I'm assuming that the 2nd call is connecting things that didn't connect the first time. And from that, I suspect/guess that perhaps they didn't connect due to either ordering or timing.
Is there a recommended way to set the order things are connected? Is it even possible to specify dependencies or order? And if so, how do we work out what the order should be?
I cannot give a coherent answer, just a few thoughts.
(1) I think BdsLibConnectAll() actually succeeds for the first time as well. All devices are enumerated, all drivers are connected, aren't they? The boot order is a separate question.
Yes, you're right, they are all connected because they all appear in the boot list.
(2) The network, the NIC, or the NIC driver are more probable suspects. If I see right, you always have a misc / misc1 / hd / network sequence of attempts, it's just that on the first few occasions, the network fails. ("Link timeout in auto-negotiation".)
Correct.
(3) I think repeated BdsLibConnectAll() calls may only give more time to the NIC to bring itself into working shape. What if you keep only one BdsLibConnectAll(), and replace the second BdsLibConnectAll() with a sizeable gBS->Stall()?
Eureka! I replace the 2nd BdsLibConnectAll() with "gBS->Stall(500000);" (0.5 seconds) and this works every time also.
So time to negociate (sic) would seem like the culprit. I suppose a 2nd BdsLibConnectAll() buys the NIC some time.
I'm left wondering if the "Boot EFI Network" option should actually be waiting for negotiation, however. I'm sure it's common on first boot that the network needs a little time to negotiate. I'll look into that. Perhaps there is a setting or an override to tell it to be patient?
AutoNegotiate() in "EmbeddedPkg/Drivers/Lan9118Dxe/Lan9118DxeUtil.c" uses a fixed timeout of 2000 * LAN9118_STALL (where LAN9118_STALL is 2 microseconds). LAN9118_STALL seems extremely short, but even if it is correct as a polling interval for the NIC, the 2000 should be made a PCD, probably.
As you'll see, I've just submitted a patch to convert the value to a PCD, keeping the same default value.
If I use this patch and another patch in the Juno .dsc file to set the PCD to 2000, then networking works just fine. I don't need any extra stalls in the platform code.
I've spent all day trying to test the same patches on Versatile Express TC2, but I've now discovered that ethernet doesn't even work on my TC2 even from the very time the driver was submitted.

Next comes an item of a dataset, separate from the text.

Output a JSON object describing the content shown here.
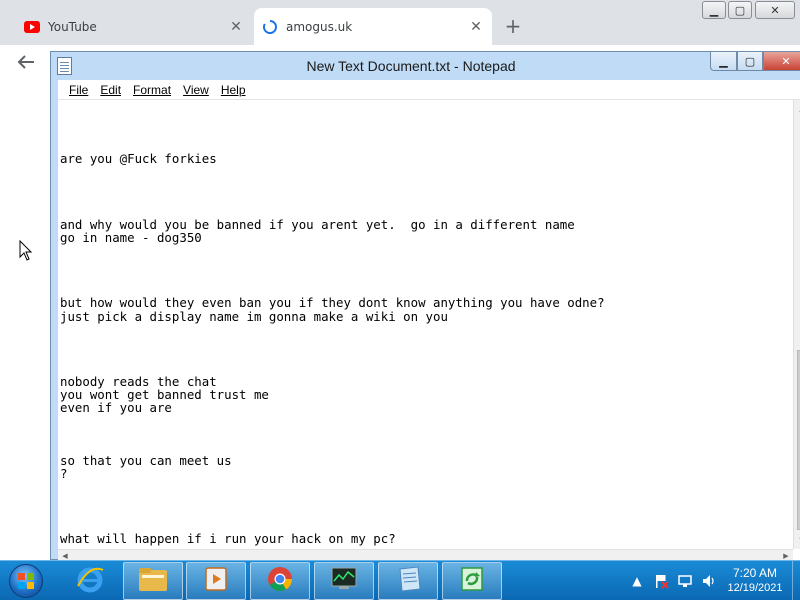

And it was submitted specifically for TC2. Quality.
Just an FYI on this TC2 issue:
LAN9118 works on release builds but not on debug builds.

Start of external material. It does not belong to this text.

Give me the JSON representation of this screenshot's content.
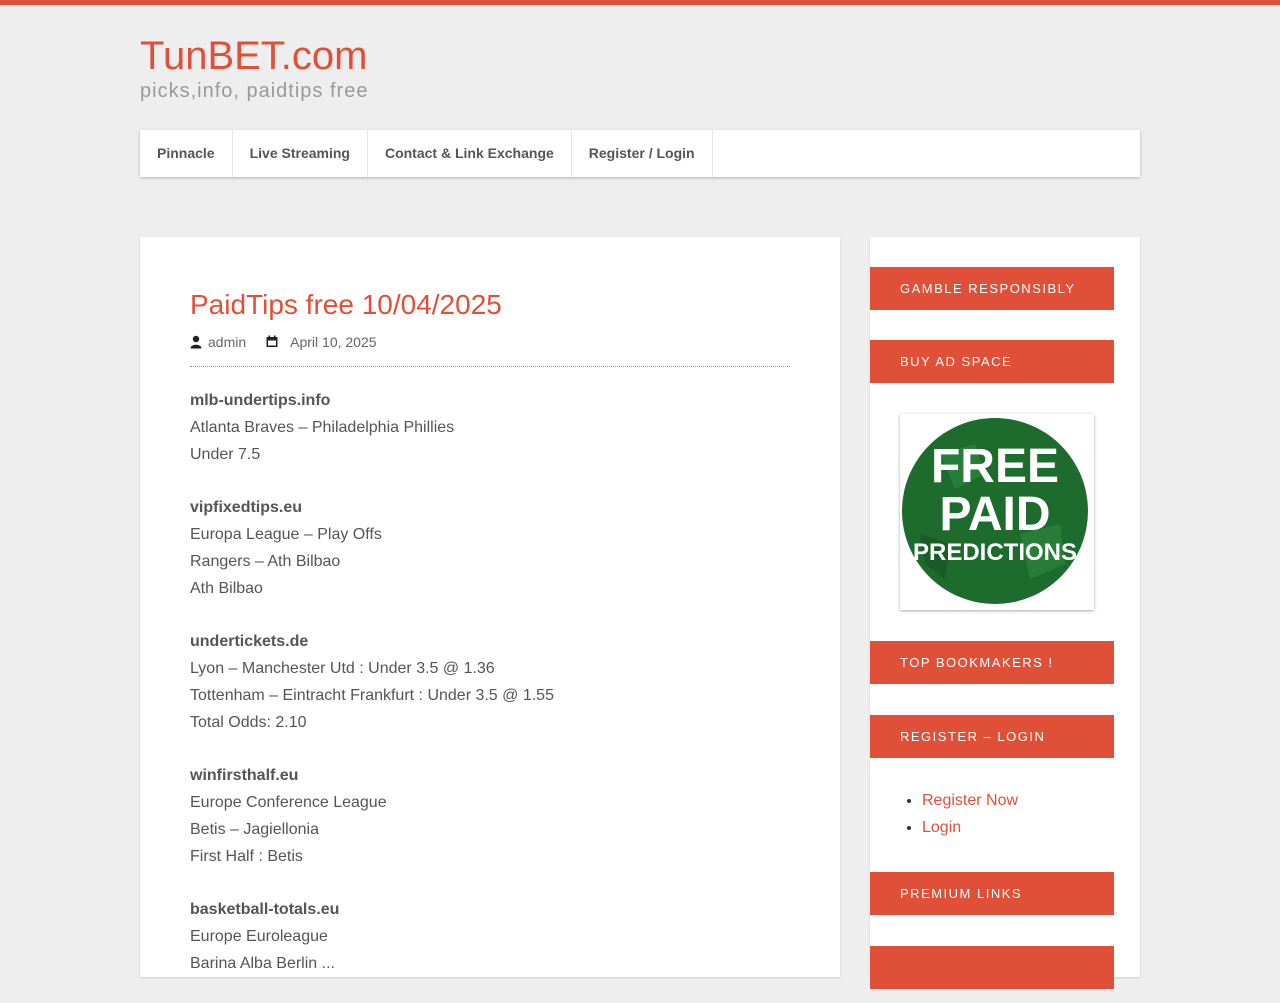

I've traced back to the original "known good" code from before the LAN9118 driver was submitted and it shows the same symptoms: debug bad, release good.

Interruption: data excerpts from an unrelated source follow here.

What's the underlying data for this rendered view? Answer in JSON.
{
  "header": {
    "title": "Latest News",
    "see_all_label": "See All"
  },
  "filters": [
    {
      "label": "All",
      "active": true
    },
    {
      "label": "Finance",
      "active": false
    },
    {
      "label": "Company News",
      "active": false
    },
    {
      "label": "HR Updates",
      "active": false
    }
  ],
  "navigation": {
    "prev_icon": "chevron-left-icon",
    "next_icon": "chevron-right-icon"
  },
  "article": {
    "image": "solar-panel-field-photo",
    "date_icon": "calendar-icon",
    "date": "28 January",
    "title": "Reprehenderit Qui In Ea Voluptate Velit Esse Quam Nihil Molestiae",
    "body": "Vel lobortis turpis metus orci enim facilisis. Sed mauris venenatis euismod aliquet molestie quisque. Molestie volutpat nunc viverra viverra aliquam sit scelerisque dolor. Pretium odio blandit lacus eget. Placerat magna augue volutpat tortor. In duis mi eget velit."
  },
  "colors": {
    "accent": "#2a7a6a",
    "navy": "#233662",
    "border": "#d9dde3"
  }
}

Either way, to get TC2 to auto-negotiate, I have to set the new PCD timeout to 10 times higher than the one on Juno. Currently I'm using 400000. But transmit still fails no matter what.
Of course, the problems could be nothing to do with LAN9118. To eliminate the networking stack, I tried with the FVP models and they work under release and debug, although debug gives repeated errors:
LAN91x: SnpTransmit(): TxQueue insert failure.
So nothing conclusive there. More work is needed.